Answer 1:
You have some great independent thinking going on
here. It may help to remember that people like to
put things in categories because it makes us more
efficient, but the natural world does not always
fit neatly into our categories.
One category is the Kingdom Animalia. Euglena
are not animals. They do move and eat, which are
animal characteristics, but animals have to be
made of multiple cells. Euglena belong to the
Kingdom Protista. You are right that plants do
photosynthesis, but so do other things, like
seaweed.
Euglena have evolved over time, and may
continue to change in the future, but no one can
predict what the changes will be. It all depends
on random mutations and how useful those mutations
are in the changing environment. For example,
let’s say that some Euglena were trapped in a
cave. They couldn’t do photosynthesis without
light. Chloroplasts and chlorophyll are expensive
to make. So if a Euglena happened to have a
mutation that caused it to make fewer
chloroplasts, or none at all, it would probably do
a lot better than the other Euglena. It could
invest in other things, divide faster, and leave
more copies of itself. Eventually, the entire
population of cave Euglena might be without
chloroplasts.
Being in the dark would not cause the mutation.
Mutations are random. It’s just that being
chloroplast-free would be an advantage in a cave.

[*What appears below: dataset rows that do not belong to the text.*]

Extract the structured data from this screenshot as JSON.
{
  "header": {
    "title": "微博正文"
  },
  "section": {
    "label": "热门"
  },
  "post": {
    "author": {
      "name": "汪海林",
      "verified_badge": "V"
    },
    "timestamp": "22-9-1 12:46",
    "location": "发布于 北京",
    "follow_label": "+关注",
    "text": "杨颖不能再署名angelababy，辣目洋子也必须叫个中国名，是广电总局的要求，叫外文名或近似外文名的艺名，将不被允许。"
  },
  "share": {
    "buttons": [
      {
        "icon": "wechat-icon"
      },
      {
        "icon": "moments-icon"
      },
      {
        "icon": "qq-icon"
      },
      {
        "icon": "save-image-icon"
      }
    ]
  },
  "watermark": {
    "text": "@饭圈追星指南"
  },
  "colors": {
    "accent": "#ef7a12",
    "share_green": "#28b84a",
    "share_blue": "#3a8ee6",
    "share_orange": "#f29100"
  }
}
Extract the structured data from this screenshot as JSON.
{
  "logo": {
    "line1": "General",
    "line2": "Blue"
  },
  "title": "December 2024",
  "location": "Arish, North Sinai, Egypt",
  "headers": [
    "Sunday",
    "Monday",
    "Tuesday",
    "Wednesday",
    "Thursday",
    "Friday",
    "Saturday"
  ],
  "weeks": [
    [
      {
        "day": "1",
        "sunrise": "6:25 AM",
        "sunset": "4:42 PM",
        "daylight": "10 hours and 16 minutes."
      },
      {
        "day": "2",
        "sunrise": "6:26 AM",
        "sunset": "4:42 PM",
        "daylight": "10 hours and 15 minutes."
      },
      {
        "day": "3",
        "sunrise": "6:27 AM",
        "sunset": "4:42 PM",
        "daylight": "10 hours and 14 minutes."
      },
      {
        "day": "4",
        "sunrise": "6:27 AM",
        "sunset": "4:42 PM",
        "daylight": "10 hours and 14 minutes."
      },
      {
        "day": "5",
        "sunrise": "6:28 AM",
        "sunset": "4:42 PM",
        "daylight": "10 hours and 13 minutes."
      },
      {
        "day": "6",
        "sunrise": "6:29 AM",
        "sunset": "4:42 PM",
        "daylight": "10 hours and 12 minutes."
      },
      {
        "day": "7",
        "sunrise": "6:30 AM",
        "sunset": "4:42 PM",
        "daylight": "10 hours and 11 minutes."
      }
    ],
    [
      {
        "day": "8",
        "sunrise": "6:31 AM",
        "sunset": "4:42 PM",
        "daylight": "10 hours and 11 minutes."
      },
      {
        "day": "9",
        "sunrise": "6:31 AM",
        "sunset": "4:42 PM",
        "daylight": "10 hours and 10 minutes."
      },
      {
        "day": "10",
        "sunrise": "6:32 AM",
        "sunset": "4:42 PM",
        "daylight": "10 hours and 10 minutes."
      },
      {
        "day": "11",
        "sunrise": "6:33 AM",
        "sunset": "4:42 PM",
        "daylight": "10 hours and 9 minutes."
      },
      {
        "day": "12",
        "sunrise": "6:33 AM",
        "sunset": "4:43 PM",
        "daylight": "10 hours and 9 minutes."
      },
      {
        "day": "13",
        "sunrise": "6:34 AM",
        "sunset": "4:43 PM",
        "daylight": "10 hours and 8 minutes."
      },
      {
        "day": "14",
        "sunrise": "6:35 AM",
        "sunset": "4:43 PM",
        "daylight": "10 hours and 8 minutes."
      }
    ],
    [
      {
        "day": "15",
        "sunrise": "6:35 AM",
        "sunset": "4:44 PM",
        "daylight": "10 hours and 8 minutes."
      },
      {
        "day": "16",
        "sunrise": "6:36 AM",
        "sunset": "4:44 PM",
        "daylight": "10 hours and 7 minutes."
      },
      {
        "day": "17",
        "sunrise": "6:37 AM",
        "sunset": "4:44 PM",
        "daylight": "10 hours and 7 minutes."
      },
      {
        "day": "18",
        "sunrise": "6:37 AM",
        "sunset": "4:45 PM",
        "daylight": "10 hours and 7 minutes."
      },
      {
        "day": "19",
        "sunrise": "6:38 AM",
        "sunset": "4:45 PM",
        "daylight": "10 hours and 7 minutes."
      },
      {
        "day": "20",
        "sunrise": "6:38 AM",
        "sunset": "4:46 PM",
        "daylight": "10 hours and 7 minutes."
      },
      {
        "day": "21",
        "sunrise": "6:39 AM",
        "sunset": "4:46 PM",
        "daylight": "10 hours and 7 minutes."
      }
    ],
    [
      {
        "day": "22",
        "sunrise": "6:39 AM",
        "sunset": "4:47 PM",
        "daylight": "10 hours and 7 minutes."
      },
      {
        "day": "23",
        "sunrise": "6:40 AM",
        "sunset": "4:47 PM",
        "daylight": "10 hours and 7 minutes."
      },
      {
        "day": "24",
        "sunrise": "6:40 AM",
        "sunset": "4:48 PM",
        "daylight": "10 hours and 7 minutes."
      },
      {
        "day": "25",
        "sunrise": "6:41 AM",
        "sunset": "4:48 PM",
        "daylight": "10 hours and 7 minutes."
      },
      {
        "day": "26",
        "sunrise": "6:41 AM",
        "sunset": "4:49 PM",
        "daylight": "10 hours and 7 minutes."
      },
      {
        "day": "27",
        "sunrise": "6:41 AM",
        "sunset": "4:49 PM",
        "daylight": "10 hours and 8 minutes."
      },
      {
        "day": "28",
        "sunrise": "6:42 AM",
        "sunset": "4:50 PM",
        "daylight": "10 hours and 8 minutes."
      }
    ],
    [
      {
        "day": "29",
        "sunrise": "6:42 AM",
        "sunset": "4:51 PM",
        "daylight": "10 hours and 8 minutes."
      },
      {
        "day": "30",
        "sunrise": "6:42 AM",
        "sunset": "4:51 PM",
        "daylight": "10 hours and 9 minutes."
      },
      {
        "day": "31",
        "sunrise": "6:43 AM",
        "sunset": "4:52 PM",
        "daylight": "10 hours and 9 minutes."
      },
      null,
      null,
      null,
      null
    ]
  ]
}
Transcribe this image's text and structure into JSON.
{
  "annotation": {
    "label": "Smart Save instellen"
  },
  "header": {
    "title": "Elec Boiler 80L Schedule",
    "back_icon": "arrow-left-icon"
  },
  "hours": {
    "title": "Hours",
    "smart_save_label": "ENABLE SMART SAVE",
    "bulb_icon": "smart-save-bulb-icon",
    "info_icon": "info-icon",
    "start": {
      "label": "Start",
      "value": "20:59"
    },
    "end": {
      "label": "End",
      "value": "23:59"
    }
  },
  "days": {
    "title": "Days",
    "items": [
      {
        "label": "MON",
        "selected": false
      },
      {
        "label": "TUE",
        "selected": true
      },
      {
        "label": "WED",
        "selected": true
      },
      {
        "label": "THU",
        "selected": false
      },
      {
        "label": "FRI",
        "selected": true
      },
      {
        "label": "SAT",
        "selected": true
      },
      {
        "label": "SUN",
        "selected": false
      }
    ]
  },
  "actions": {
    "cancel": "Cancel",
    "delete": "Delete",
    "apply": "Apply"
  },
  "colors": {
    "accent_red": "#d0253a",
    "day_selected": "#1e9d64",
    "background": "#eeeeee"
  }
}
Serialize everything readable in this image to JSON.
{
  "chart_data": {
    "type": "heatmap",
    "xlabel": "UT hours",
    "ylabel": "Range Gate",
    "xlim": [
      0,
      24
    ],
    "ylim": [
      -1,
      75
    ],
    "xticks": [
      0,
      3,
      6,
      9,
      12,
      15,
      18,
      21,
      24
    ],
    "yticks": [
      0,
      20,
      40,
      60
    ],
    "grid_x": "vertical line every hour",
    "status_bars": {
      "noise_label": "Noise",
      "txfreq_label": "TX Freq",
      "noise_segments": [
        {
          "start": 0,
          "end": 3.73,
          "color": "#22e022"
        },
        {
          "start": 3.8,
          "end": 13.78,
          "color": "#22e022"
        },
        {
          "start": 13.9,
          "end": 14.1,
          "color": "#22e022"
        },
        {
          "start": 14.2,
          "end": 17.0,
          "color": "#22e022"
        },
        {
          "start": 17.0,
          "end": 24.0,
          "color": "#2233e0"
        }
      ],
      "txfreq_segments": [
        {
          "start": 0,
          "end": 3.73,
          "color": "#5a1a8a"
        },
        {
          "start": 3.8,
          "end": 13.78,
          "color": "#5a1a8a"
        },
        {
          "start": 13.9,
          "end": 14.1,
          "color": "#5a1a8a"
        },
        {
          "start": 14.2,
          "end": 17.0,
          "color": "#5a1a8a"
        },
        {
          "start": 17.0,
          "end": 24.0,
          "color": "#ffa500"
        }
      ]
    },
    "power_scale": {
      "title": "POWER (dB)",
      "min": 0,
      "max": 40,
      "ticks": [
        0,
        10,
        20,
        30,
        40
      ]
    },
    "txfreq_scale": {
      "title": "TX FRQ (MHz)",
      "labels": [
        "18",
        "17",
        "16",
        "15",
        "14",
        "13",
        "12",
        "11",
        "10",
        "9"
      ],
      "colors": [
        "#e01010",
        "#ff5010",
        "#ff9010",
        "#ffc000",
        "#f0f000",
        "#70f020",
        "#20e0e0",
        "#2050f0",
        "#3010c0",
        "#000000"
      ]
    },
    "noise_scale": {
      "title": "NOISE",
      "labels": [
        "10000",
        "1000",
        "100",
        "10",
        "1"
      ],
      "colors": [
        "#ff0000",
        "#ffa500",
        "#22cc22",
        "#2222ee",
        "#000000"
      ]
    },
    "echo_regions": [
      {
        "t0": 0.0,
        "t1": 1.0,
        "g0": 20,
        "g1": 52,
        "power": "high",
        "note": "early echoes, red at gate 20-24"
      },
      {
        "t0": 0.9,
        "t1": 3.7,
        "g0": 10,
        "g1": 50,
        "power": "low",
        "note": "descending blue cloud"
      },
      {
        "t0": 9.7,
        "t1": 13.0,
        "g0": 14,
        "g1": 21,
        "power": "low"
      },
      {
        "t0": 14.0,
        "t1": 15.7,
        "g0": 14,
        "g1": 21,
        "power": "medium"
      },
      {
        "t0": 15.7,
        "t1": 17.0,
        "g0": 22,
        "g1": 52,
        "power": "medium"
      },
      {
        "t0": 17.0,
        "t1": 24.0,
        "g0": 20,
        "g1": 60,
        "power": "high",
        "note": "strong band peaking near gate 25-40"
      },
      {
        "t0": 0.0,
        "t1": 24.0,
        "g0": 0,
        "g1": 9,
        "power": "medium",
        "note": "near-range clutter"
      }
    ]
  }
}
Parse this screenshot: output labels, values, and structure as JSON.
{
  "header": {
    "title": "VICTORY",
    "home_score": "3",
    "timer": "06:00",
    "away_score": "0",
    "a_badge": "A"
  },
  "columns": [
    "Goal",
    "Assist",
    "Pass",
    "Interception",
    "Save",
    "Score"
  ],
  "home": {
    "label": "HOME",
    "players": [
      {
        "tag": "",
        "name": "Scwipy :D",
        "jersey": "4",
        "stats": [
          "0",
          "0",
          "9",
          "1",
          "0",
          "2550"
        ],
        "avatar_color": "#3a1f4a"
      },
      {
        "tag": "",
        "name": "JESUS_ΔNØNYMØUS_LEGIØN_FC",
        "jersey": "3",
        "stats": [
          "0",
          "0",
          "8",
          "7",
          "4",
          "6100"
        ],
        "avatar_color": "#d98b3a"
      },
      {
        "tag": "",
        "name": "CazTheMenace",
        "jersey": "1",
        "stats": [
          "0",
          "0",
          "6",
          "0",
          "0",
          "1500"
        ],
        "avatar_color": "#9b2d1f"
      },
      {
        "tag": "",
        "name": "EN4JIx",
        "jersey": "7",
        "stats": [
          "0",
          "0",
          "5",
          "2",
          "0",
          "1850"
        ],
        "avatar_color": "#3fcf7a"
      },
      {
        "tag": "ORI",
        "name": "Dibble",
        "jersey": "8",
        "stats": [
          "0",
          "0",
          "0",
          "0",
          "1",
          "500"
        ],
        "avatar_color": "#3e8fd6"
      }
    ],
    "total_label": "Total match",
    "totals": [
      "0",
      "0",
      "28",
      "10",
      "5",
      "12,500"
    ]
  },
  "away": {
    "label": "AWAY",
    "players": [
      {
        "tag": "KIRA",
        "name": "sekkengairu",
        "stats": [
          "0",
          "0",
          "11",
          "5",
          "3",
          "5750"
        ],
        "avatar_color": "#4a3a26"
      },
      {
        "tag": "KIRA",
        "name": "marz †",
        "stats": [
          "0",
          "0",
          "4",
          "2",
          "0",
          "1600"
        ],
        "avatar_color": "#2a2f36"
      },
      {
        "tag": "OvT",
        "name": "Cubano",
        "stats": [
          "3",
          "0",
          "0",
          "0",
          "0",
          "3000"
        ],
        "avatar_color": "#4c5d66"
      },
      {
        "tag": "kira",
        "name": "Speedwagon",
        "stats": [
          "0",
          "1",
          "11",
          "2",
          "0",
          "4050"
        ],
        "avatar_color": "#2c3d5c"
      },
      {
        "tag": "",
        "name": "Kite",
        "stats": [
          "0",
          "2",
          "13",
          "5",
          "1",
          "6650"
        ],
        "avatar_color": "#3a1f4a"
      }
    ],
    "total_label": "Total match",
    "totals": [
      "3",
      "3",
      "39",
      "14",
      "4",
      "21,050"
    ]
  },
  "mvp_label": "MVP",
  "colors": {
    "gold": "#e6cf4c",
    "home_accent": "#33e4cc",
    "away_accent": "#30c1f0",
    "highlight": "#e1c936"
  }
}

A mutation to be chloroplast-free in a place with
light would be a disadvantage, so those Euglena
would divide less than their competitors.
I don’t think they are likely to be very
intelligent since they only have one cell, but I
guess it depends on how you define intelligence.
If you just mean that they can move and respond to
their environment more than plants can, then they
are already there.
What do you think intelligence means? When a
plant faces the sun, is that behavior?